The effect of the CRTC decision means the cable companies’ business models will be irrevocably damaged if it is allowed to stand and will also stifle network investment. It will, the motion says “materially unbalance the highly-competitive Canadian market for high-speed access services, including by essentially transferring resources from the Cable Carriers to the Resellers.”

The motion also notes the CRTC did not tie any strings to the new rates and retroactive payments, meaning the independent resellers are free to pocket payments and their savings, although TekSavvy, the biggest independent reseller, headed off that complaint with an announcement today (Ed note: Nice timing!) that it will be cutting prices and/or boosting data plans for its customers.

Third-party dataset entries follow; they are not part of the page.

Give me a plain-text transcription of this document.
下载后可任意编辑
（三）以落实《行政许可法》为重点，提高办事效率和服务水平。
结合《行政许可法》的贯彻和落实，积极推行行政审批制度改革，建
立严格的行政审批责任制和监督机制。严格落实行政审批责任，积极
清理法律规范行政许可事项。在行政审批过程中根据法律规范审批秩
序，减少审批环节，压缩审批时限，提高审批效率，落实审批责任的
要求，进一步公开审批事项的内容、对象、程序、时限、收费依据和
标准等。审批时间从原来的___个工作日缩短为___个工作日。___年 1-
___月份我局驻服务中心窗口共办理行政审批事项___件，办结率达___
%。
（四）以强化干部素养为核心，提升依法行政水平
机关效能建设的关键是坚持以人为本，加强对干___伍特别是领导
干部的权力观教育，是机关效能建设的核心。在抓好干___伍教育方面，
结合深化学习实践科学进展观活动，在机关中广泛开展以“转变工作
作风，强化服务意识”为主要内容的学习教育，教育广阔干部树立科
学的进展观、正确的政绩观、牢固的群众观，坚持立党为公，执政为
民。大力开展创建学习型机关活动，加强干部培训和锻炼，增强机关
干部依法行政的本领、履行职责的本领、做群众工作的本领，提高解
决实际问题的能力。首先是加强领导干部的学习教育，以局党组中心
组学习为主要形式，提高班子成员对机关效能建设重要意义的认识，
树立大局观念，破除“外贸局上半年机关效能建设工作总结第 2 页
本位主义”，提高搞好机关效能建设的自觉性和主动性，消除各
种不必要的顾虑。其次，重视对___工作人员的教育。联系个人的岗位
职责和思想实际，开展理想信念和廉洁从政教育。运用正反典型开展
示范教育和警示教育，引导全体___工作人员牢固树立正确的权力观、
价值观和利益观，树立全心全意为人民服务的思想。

UPDATE: Also Friday, Bell Canada filed its own motion for leave to appeal (but not a stay), citing similar issues as the above mentioned companies, adding "the CRTC’s reasoning process contains several fundamental legal errors that are hallmarks of an irrational decision.

"Telecommunications Carriers like Bell have invested enormous sums of money to provide Canadians with new and innovative broadband services and the most technologically advanced networks. Despite this, they are now required to provide access to these telecommunications facilities to Resellers – who invest little or nothing in building the actual networks used to connect customers – at wholesale rates below cost. Moreover, they must make retroactive payments to Resellers in excess of $100 million dollars without any obligation on the Resellers to pass on to their customers the benefit of those payments," reads the Bell motion.

"Not only does the Decision fundamentally alter the competitive landscape in a way that impermissibly favours Resellers, it will stifle investment in a vital Canadian industry at a time when that investment is needed most."